In this article, you will learn how we upgrade safely a platform used daily by millions of users…
Doctolib is a service that became essential for millions of patients and hundreds of thousands of healthcare professionals, in France and Germany.
With more than 50 millions monthly visits, Doctolib’s infrastructure use free and open source technologies like the PostgreSQL database.
The Doctolib WebApp use PostgreSQL as its main transactional database engine. This architecture involves a primary instance, and several read only secondary instances. Our database contains several terabytes of data (that roughly equate to 8 millions picture on Instagram).
In order to benefit from the last features, like the logic replication or enhanced performances on parallel queries, available since the V10 of PostgreSQL, we had to proceed to an upgrade of the engine on several servers while staying in a defined maintenance time range, with a downtime limited to the maximum, in order to reduce the inconvenience for hospitals and medical practices.
With it’s 20 years of existence, PostgreSQL and its community provide all the tools and knowledge needed to upgrade a major version (9.6 to 11.6 in our case)
Regarding this operation, 3 questions arose:
- How long will take the upgrade on the primary and secondaries?
- Will this upgrade causes applicative, functional or performance related regressions?
- Will we be able to rollback during the maintenance operation if any issue arise?
Our infrastructure team has a philosophy that we apply during any operation that could impact the quality or the availability of our platform: “Reduce the risk by eliminating the unknown”.
This is what we applied as well while building the strategy for that upgrade to a new PostgreSQL version.
Preparing the upgrade
Measure the needed maintenance time-frame
Define the needed time frame for the upgrade was mandatory to be able to schedule the maintenance operation, and warn our users of the downtime. That’s why we cloned our production database server and tried the pg_upgrade procedure.
This method demonstrated good results, as it only took 15 seconds to upgrade our cloned instance.
It’s essential to use the analyze_new_cluster.sh script that is generated during the upgrade, because the table statistics are not copied while going from one version to the other. That script will execute a 3 steps vacuum analyze, in order to generate the new table statistics as fast as possible.
This table analysis phase took 20 minutes.
Regarding the secondary instances, we choose to proceed to a copy with the rsync utility, with the “link” mode. This allowed us to upgrade all the instances in a few seconds while keeping all the data, preventing us from having to go through a long and impactful rebuild process.
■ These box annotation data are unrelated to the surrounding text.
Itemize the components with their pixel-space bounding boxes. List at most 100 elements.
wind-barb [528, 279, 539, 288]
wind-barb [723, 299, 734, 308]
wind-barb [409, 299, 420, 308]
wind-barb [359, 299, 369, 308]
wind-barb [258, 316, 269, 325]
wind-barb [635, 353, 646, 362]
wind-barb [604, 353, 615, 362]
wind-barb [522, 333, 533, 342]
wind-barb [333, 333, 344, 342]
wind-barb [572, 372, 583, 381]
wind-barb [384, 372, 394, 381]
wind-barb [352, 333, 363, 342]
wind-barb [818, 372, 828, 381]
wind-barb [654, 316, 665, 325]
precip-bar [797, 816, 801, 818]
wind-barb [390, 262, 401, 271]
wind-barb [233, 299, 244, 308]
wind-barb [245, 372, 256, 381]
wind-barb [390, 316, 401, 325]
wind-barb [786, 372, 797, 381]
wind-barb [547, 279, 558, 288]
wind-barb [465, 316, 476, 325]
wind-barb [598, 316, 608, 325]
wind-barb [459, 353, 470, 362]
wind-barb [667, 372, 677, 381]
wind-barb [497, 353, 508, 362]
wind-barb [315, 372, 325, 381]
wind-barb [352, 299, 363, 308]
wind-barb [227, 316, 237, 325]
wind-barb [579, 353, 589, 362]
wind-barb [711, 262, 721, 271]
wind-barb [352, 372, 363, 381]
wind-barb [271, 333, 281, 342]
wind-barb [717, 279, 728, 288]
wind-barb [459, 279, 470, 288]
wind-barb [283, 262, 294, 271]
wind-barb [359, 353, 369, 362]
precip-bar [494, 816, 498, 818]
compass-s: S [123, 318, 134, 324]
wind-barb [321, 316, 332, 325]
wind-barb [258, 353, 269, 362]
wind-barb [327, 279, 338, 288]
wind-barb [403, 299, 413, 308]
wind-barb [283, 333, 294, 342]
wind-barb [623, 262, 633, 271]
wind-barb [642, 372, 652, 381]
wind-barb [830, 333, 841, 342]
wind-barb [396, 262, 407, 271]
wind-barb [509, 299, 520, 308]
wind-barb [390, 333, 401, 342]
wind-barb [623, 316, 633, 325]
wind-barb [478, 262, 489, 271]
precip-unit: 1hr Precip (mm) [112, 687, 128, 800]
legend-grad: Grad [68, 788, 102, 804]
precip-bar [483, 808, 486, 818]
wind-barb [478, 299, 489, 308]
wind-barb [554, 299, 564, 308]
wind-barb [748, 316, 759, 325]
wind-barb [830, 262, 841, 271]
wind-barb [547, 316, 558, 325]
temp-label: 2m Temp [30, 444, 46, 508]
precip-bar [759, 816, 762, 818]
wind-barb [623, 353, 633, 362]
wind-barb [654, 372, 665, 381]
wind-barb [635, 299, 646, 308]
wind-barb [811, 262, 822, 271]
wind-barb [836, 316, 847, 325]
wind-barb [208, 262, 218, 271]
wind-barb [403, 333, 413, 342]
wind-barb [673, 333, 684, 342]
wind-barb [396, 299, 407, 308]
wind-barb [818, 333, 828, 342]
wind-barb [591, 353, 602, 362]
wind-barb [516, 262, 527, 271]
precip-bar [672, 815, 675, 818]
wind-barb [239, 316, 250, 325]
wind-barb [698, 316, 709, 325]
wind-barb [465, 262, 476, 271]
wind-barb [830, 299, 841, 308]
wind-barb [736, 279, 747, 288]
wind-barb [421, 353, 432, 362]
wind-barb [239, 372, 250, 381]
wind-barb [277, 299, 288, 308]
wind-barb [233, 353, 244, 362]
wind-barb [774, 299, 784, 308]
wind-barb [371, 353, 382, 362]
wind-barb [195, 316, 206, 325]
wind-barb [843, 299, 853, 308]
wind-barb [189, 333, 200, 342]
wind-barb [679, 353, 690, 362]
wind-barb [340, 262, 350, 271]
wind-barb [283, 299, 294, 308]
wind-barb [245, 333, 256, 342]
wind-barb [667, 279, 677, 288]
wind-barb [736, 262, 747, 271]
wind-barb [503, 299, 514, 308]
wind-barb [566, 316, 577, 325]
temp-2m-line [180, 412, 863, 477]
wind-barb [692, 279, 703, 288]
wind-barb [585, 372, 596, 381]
Load testing and non regression testing
It was essential to ensure that this new version was not introducing performance issues before pushing it to production. We launched a load testing session on our pre-production environment.
For all architecture changes with a high potential impact, we use Gatling and a set of scenarios that mimic the load we have in production (430k requests per minute).
In order to ensure that this new version does not introduce functional regressions, we deployed it for a full week on our staging environment. This platform is widely used by Doctolib’s teams to test new features and evolution of the platform.
Proceed to a major upgrade on the system at the very core of our platform pushed us to anticipate what could go wrong (data corruption or sync issue, for example), and what we could do if anything went sideways.
The safest solution was to prepare several secondary instances, and to not upgrade them, just to have backup servers with the previous version ready to take over.
In case of trouble, we would promote one of those secondary backup server as a new primary server, plugged the other secondary instances on it, and reconfigured the whole web application to use it as well.
This backup strategy gave us a good safety net to start the upgrade operation.
The upgrade of our databases infrastructure was a success, we managed to execute it in the scheduled time frame. There was no issues or unknown surprises, and we knew exactly how long would take any operation.
Even if not a silver bullet, our philosophy of reducing the risk by eliminating the unknown always helped us to reduce the amount of bad surprises we had.
This method is key to keeping an excellent uptime for our platform.